Author/Illustrator: Christoph Niemann

This story starts out with a happy little cloud with dreams of being a police officer. With the help of his friend the police helicopter (as they say, it's not what you know, it's who you know), the cloud secures a position with the police force. The cloud's dream has come true! Oh happy day!

Unfortunately, while a dream deferred may shrivel up like a raisin in the sun, a dream realized often deflates and withers away like a balloon in an outhouse. In a series of regrettable events, the cloud realizes that he is not suited for police work and eventually has to leave the force.

His dreams shattered, he roams the skies, sobbing uncontrollably... when he happens to pass over a burning house. As luck would have it, his tears put out the fire. Huzzah! The story ends with the cloud finding his true calling. He joins the fire department and lives happily ever after.

Or does he?

Yes, he is the new hotshot in the fire department... but at what cost? The problem is that his greatest assets are his tears. His level of productivity is directly proportional to his misery. In order to remain useful to the fire department, he must sacrifice his happiness and live in a perpetual state of sadness. Whenever a call comes into the department, the other firefighters tell him sad stories about condensation, make fun of his weight (calling him cruel names like Tubby Cumulus)... anything to produce the tearful precipitation that they need to put out the fire.

This type of existence is borderline unbearable and the Cloud finds himself in the unenviable position of having to choose between:

a) living a useful life as a productive member of society but being stuck in a viscious cycle of unending sadness, or

b) floating through life without a care in the world, but being practically worthless to society.

This is a difficult decision, but one that many people face (most painfully on Monday mornings). Do we chose to continue the office job that pays the bills even though work life seems highly detrimental to our mental well-being? Or do we say, "Screw the office!" tear down the cubicle walls, and take to the open air--free (and poor) as a bird?

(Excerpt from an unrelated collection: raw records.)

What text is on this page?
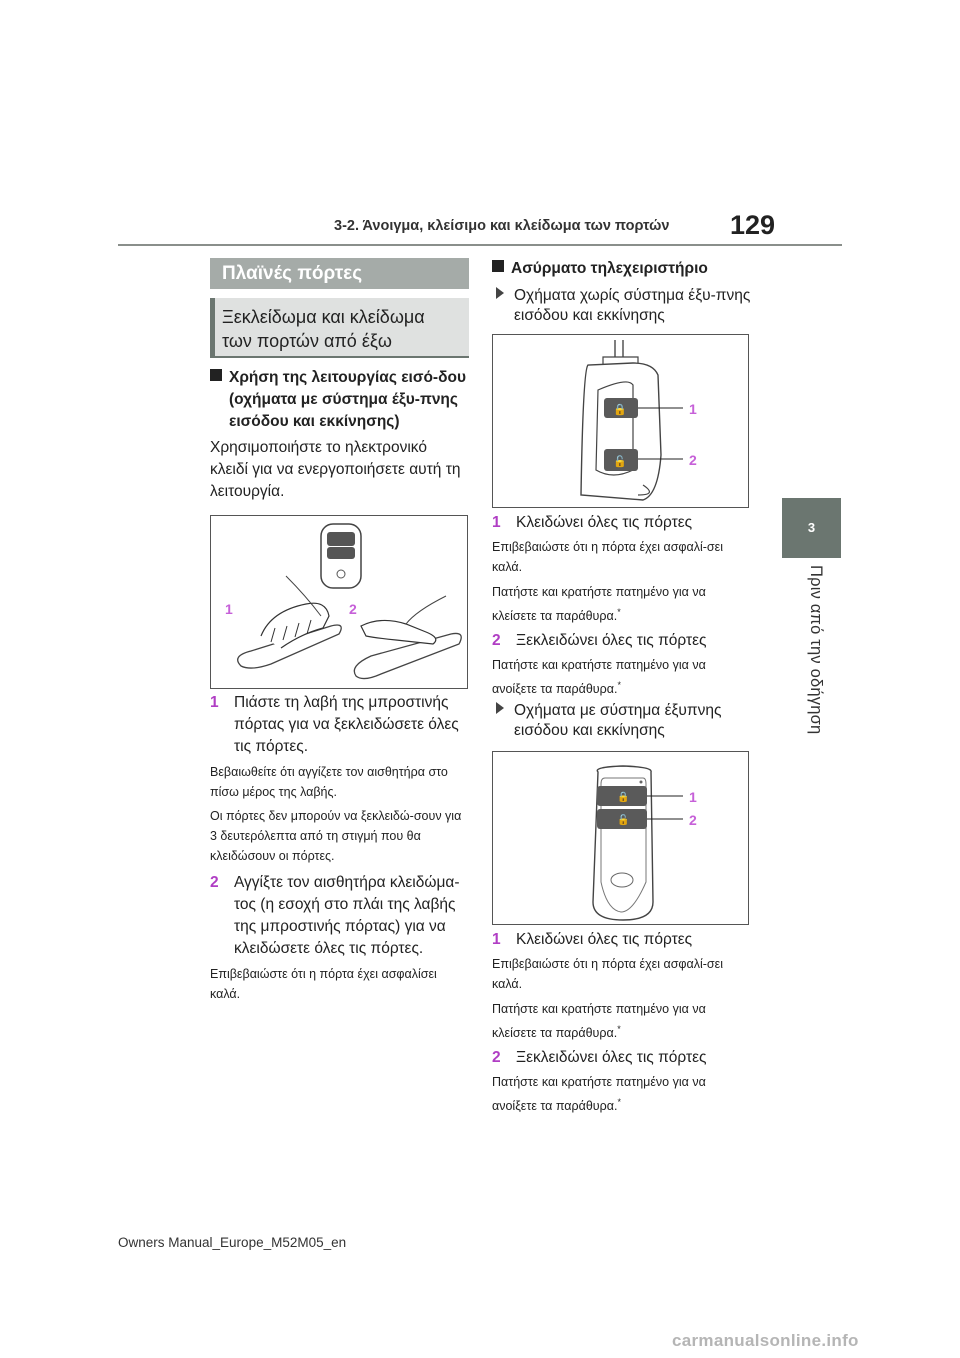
129
3-2. Άνοιγμα, κλείσιμο και κλείδωμα των πορτών
3
Πριν από την οδήγηση
Πλαϊνές πόρτες
Ξεκλείδωμα και κλείδωμα
των πορτών από έξω
Χρήση της λειτουργίας εισό-δου (οχήματα με σύστημα έξυ-πνης εισόδου και εκκίνησης)
Χρησιμοποιήστε το ηλεκτρονικό κλειδί για να ενεργοποιήσετε αυτή τη λειτουργία.
1	2
1 Πιάστε τη λαβή της μπροστινής πόρτας για να ξεκλειδώσετε όλες τις πόρτες.
Βεβαιωθείτε ότι αγγίζετε τον αισθητήρα στο πίσω μέρος της λαβής.
Οι πόρτες δεν μπορούν να ξεκλειδώ-σουν για 3 δευτερόλεπτα από τη στιγμή που θα κλειδώσουν οι πόρτες.
2 Αγγίξτε τον αισθητήρα κλειδώμα-τος (η εσοχή στο πλάι της λαβής της μπροστινής πόρτας) για να κλειδώσετε όλες τις πόρτες.
Επιβεβαιώστε ότι η πόρτα έχει ασφαλίσει καλά.
Ασύρματο τηλεχειριστήριο
Οχήματα χωρίς σύστημα έξυ-πνης εισόδου και εκκίνησης
🔒
🔓
1
2
1 Κλειδώνει όλες τις πόρτες
Επιβεβαιώστε ότι η πόρτα έχει ασφαλί-σει καλά.
Πατήστε και κρατήστε πατημένο για να κλείσετε τα παράθυρα.*
2 Ξεκλειδώνει όλες τις πόρτες
Πατήστε και κρατήστε πατημένο για να ανοίξετε τα παράθυρα.*
Οχήματα με σύστημα έξυπνης εισόδου και εκκίνησης
🔒
🔓
1
2
1 Κλειδώνει όλες τις πόρτες
Επιβεβαιώστε ότι η πόρτα έχει ασφαλί-σει καλά.
Πατήστε και κρατήστε πατημένο για να κλείσετε τα παράθυρα.*
2 Ξεκλειδώνει όλες τις πόρτες
Πατήστε και κρατήστε πατημένο για να ανοίξετε τα παράθυρα.*
Owners Manual_Europe_M52M05_en
carmanualsonline.info
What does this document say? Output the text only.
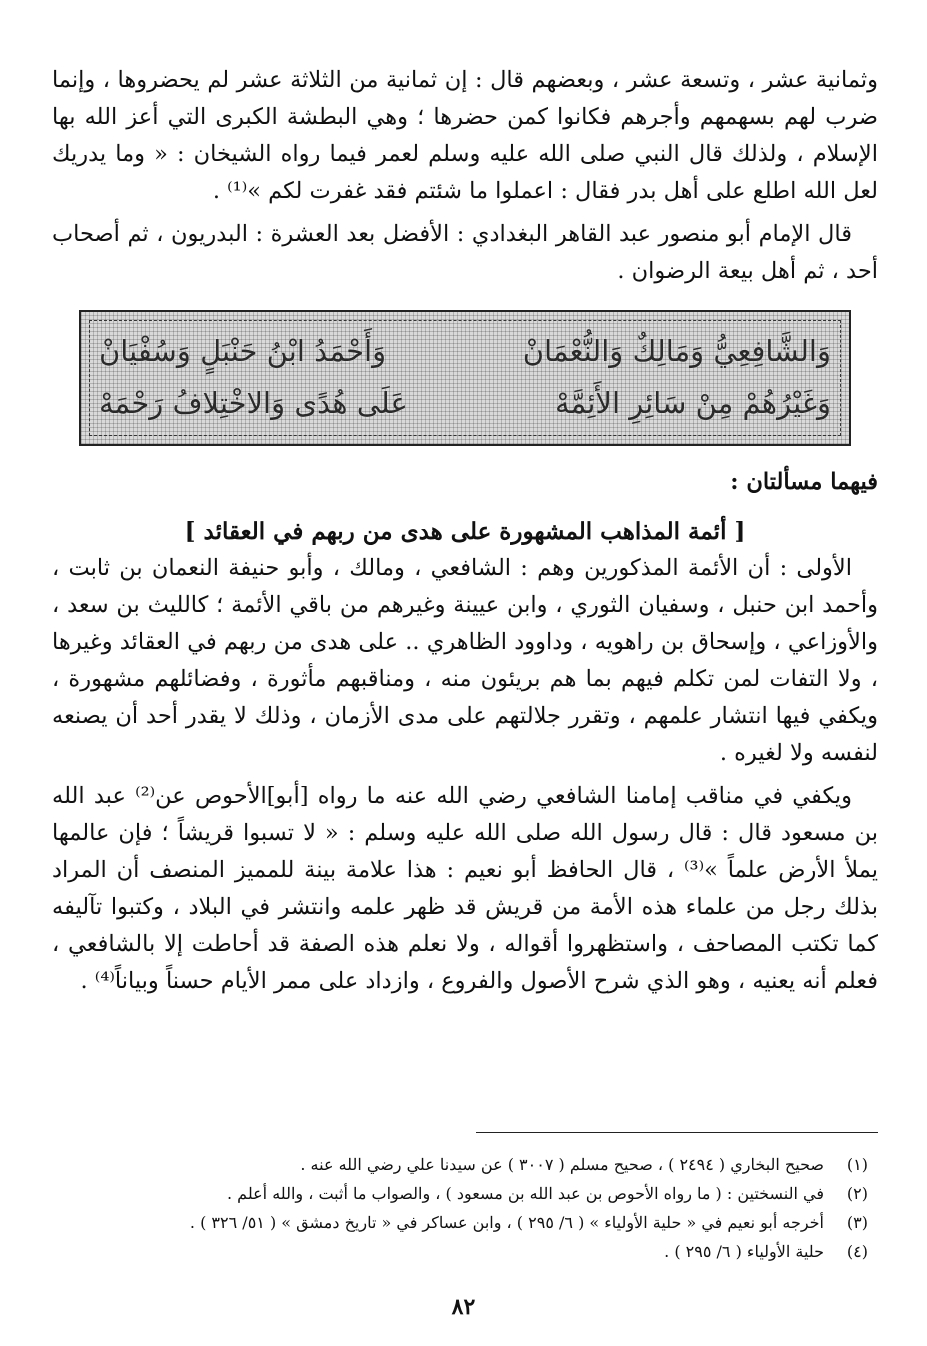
وثمانية عشر ، وتسعة عشر ، وبعضهم قال : إن ثمانية من الثلاثة عشر لم يحضروها ، وإنما ضرب لهم بسهمهم وأجرهم فكانوا كمن حضرها ؛ وهي البطشة الكبرى التي أعز الله بها الإسلام ، ولذلك قال النبي صلى الله عليه وسلم لعمر فيما رواه الشيخان : « وما يدريك لعل الله اطلع على أهل بدر فقال : اعملوا ما شئتم فقد غفرت لكم »⁽¹⁾ .

قال الإمام أبو منصور عبد القاهر البغدادي : الأفضل بعد العشرة : البدريون ، ثم أصحاب أحد ، ثم أهل بيعة الرضوان .

وَالشَّافِعِيُّ وَمَالِكٌ وَالنُّعْمَانْ
وَأَحْمَدُ ابْنُ حَنْبَلٍ وَسُفْيَانْ
وَغَيْرُهُمْ مِنْ سَائِرِ الأَئِمَّهْ
عَلَى هُدًى وَالاخْتِلافُ رَحْمَهْ
فيهما مسألتان :
[ أئمة المذاهب المشهورة على هدى من ربهم في العقائد ]

الأولى : أن الأئمة المذكورين وهم : الشافعي ، ومالك ، وأبو حنيفة النعمان بن ثابت ، وأحمد ابن حنبل ، وسفيان الثوري ، وابن عيينة وغيرهم من باقي الأئمة ؛ كالليث بن سعد ، والأوزاعي ، وإسحاق بن راهويه ، وداوود الظاهري .. على هدى من ربهم في العقائد وغيرها ، ولا التفات لمن تكلم فيهم بما هم بريئون منه ، ومناقبهم مأثورة ، وفضائلهم مشهورة ، ويكفي فيها انتشار علمهم ، وتقرر جلالتهم على مدى الأزمان ، وذلك لا يقدر أحد أن يصنعه لنفسه ولا لغيره .

ويكفي في مناقب إمامنا الشافعي رضي الله عنه ما رواه [أبو]الأحوص عن⁽²⁾ عبد الله بن مسعود قال : قال رسول الله صلى الله عليه وسلم : « لا تسبوا قريشاً ؛ فإن عالمها يملأ الأرض علماً »⁽³⁾ ، قال الحافظ أبو نعيم : هذا علامة بينة للمميز المنصف أن المراد بذلك رجل من علماء هذه الأمة من قريش قد ظهر علمه وانتشر في البلاد ، وكتبوا تآليفه كما تكتب المصاحف ، واستظهروا أقواله ، ولا نعلم هذه الصفة قد أحاطت إلا بالشافعي ، فعلم أنه يعنيه ، وهو الذي شرح الأصول والفروع ، وازداد على ممر الأيام حسناً وبياناً⁽⁴⁾ .

(١)
صحيح البخاري ( ٢٤٩٤ ) ، صحيح مسلم ( ٣٠٠٧ ) عن سيدنا علي رضي الله عنه .
(٢)
في النسختين : ( ما رواه الأحوص بن عبد الله بن مسعود ) ، والصواب ما أثبت ، والله أعلم .
(٣)
أخرجه أبو نعيم في « حلية الأولياء » ( ٦/ ٢٩٥ ) ، وابن عساكر في « تاريخ دمشق » ( ٥١/ ٣٢٦ ) .
(٤)
حلية الأولياء ( ٦/ ٢٩٥ ) .
٨٢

Being a dutiful employee, the Cloud will probably decide to stick with the job as long as he can... that is until the psychological distress overwhelms him and he goes on a rampage, flinging lightning bolts and hail all over an unsuspecting city. His friend the police helicopter tries his best to calm him down, but to no avail. All of his old colleagues at the police force do their best to catch the rampaging storm cloud, but before they can reign him in he just... evaporates into thin air.

Just like that, he is gone and the city is safe again... but for how long? It is only a matter of time until the disgruntled cloud returns and pelts us with the salty tears of his rage, reminding us that a good-paying job is not worth the price of your soul.